Researchers in the physical sciences will get the opportunity to bid for a share of up to £2 million of funding in a Dragons' Den-style interview process.
The Engineering and Physical Sciences Research Council's Ideas Factory is launching a pilot programme to fund "innovative and high-risk ideas".
The two-stage process will culminate in the "big pitch", in which applicants will have about 45 minutes to make their case before an expert panel of entrepreneurs and scholars. The panel will then decide on the spot whether or not to allocate funding.
Researchers in materials manufacturing will be the first to take part in the scheme. They will get the chance to bid for up to £250,000 each.
Submissions must be made by 10 September. They will be reviewed in a manner pioneered by the Gates Foundation, which asks applicants to provide brief outlines of their projects on an anonymous basis. At this stage, applicants will be whittled down to a shortlist of ten.
The chosen researchers will then have to face venture capitalist Jack Boyer at the end of October. He will be joined by four materials scientists and another entrepreneur on an expert panel.
Susan Morrell, head of the Ideas Factory, said that this stage of the process would involve a "discussion of intellectual content, sending ideas back and forth", rather than the "horrible grilling" often witnessed on Dragons' Den.
She said the small number of candidates invited to "pitch" their ideas would ensure that each had a fair amount of time with the panel. Even those who were ultimately unsuccessful would benefit from a "direct, interactive peer review on the day", Dr Morrell said.
She added that the panel would have the option to "give to as few or as many as it wished", and that the awards could be "for as much or as little as it wished".

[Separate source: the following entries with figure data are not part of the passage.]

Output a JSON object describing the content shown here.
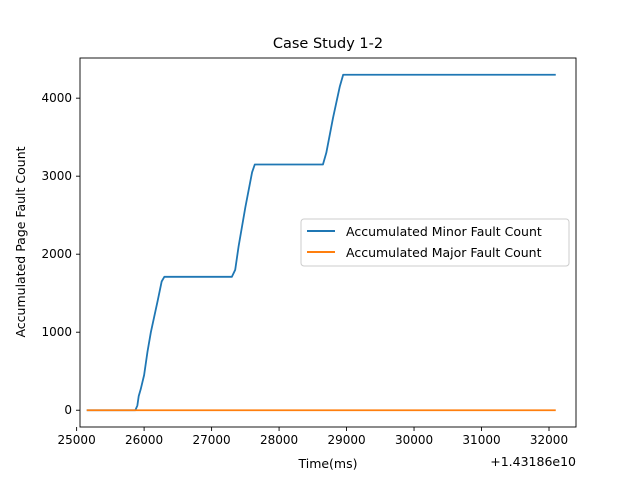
{
  "chart_data": {
    "type": "line",
    "title": "Case Study 1-2",
    "xlabel": "Time(ms)",
    "ylabel": "Accumulated Page Fault Count",
    "x_offset_label": "+1.43186e10",
    "xlim": [
      25050,
      32400
    ],
    "ylim": [
      -215,
      4515
    ],
    "x_ticks": [
      25000,
      26000,
      27000,
      28000,
      29000,
      30000,
      31000,
      32000
    ],
    "y_ticks": [
      0,
      1000,
      2000,
      3000,
      4000
    ],
    "grid": false,
    "legend_position": "center-right",
    "colors": {
      "minor": "#1f77b4",
      "major": "#ff7f0e"
    },
    "series": [
      {
        "name": "Accumulated Minor Fault Count",
        "color": "#1f77b4",
        "x": [
          25150,
          25870,
          25900,
          25920,
          25950,
          26000,
          26050,
          26100,
          26200,
          26260,
          26300,
          27300,
          27350,
          27400,
          27500,
          27600,
          27640,
          27680,
          28650,
          28700,
          28800,
          28900,
          28950,
          29000,
          32100
        ],
        "y": [
          0,
          0,
          60,
          180,
          270,
          450,
          750,
          1000,
          1400,
          1650,
          1710,
          1710,
          1800,
          2100,
          2600,
          3050,
          3150,
          3150,
          3150,
          3300,
          3750,
          4150,
          4300,
          4300,
          4300
        ]
      },
      {
        "name": "Accumulated Major Fault Count",
        "color": "#ff7f0e",
        "x": [
          25150,
          32100
        ],
        "y": [
          0,
          0
        ]
      }
    ]
  }
}
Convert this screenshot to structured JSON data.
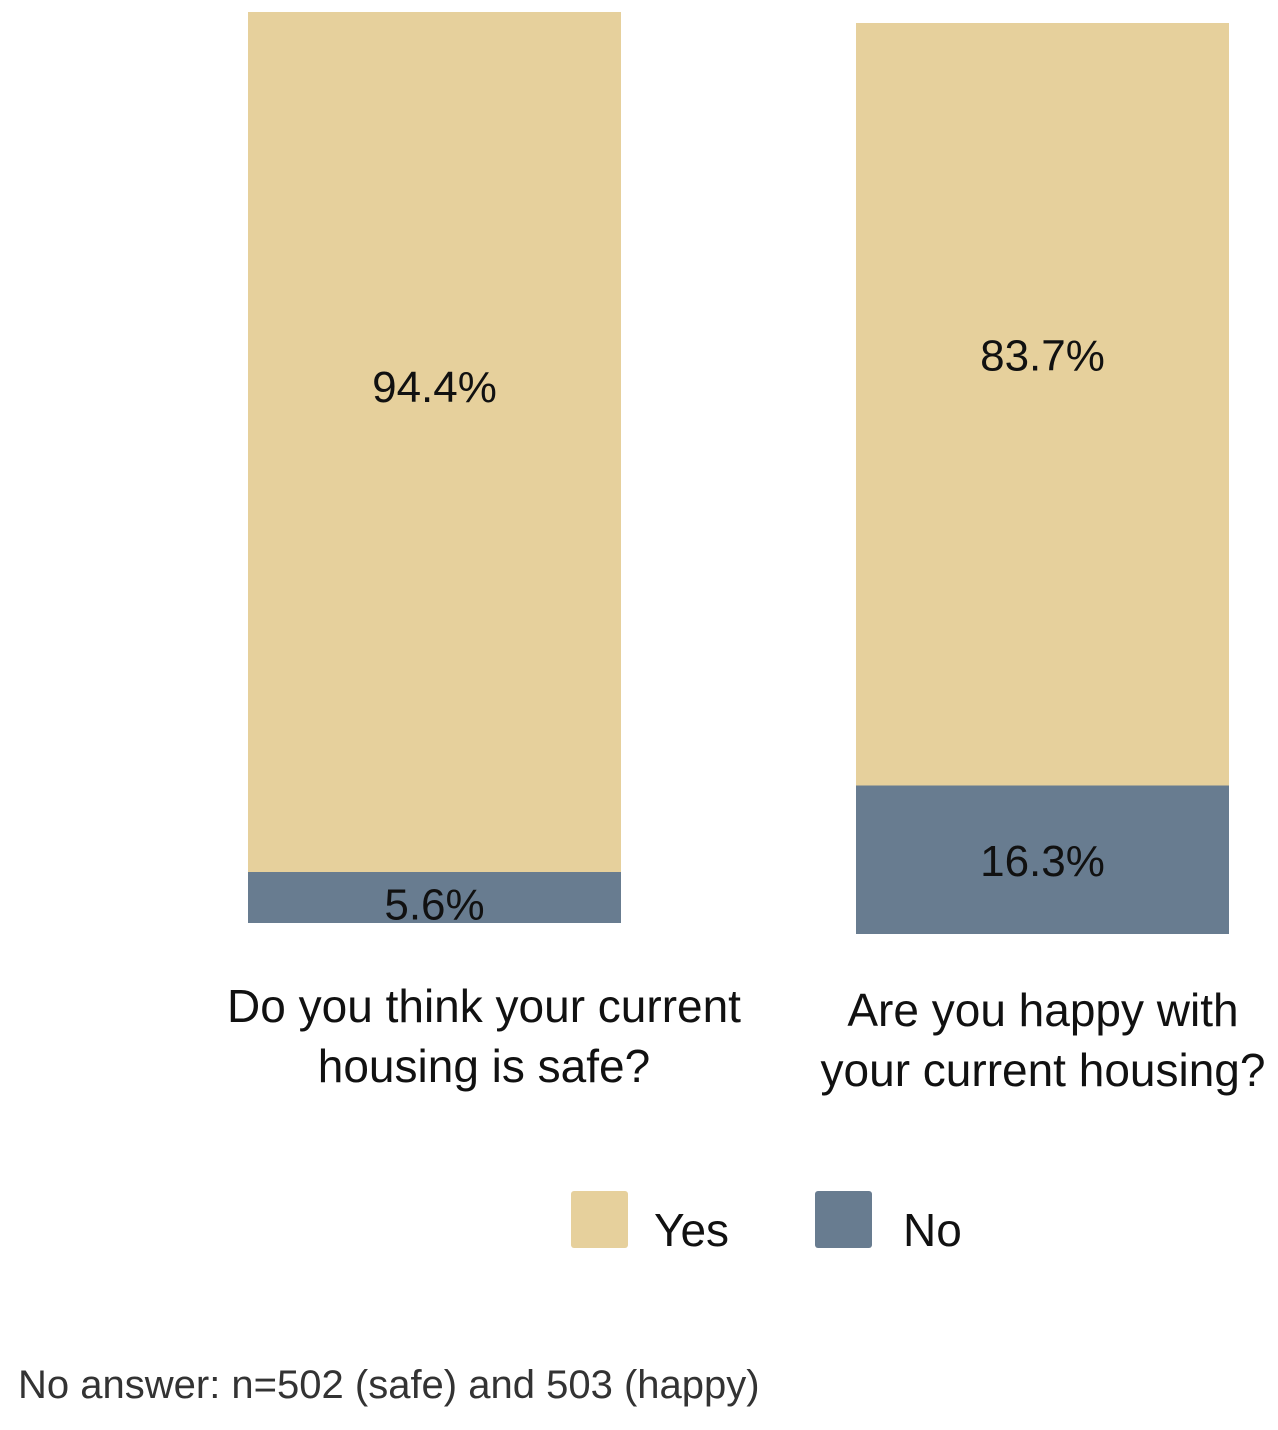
{
  "chart_data": {
    "type": "bar",
    "stacked": true,
    "categories": [
      [
        "Do you think your current",
        "housing is safe?"
      ],
      [
        "Are you happy with",
        "your current housing?"
      ]
    ],
    "series": [
      {
        "name": "Yes",
        "values": [
          94.4,
          83.7
        ],
        "labels": [
          "94.4%",
          "83.7%"
        ],
        "color": "#E6D09C"
      },
      {
        "name": "No",
        "values": [
          5.6,
          16.3
        ],
        "labels": [
          "5.6%",
          "16.3%"
        ],
        "color": "#687C90"
      }
    ],
    "ylim": [
      0,
      100
    ],
    "grid": false,
    "legend": {
      "placement": "bottom-center",
      "entries": [
        "Yes",
        "No"
      ]
    },
    "footnote": "No answer: n=502 (safe) and 503 (happy)"
  }
}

She acknowledged that the £2 million budget would be spent in its entirety only if at least eight projects were funded.
Instant gratification
Although initial applications are restricted to just two pages, they will need to explain the ultimate impact of the research and the candidate's rationale for expecting success.
Researchers will sketch out their idea and explain why it would be "transformative".
The format of the pitch has yet to be determined, but it will draw on Mr Boyer's experience with a similar project at Stanford University in the US.
The 45-minute slot is likely to be split between a presentation and a discussion.
Because there will be no further vetting of the proposals, successful candidates will receive funding almost immediately. Explaining the reasoning behind the new format, Dr Morrell said: "The anecdotal evidence is that the traditional peer-review process often results in conservative decision-making because people are averse to supporting things that might not work."
She said it was therefore important to design a review process to match the aims of the call, which in this case was "to help the academic community to come up with really exciting and innovative research ideas", where "a high degree of risk was expected and welcomed".
While agreeing that existing review procedures failed to fund the most ambitious research, Donald Braben, visiting professor in the department of earth sciences at University College London, was scathing of the approach, which he described as a "theatre of the absurd".
He said it was "not the business of research funders to concern themselves with risk ... a bureaucratic term", but rather that of the scientist whose career and reputation were at stake.
He conceded that a focus on impact was necessary for industrial research, but insisted that it was short-sighted to apply this to the academy because it was impossible to predict where research would lead.
"Ideas come from scientists who can think freely, and we are severely curtailing that freedom by using such formats," he said.
A second "big pitch" is being planned for the physical sciences, after which the process will be reviewed by the EPSRC in light of feedback from participants and panellists.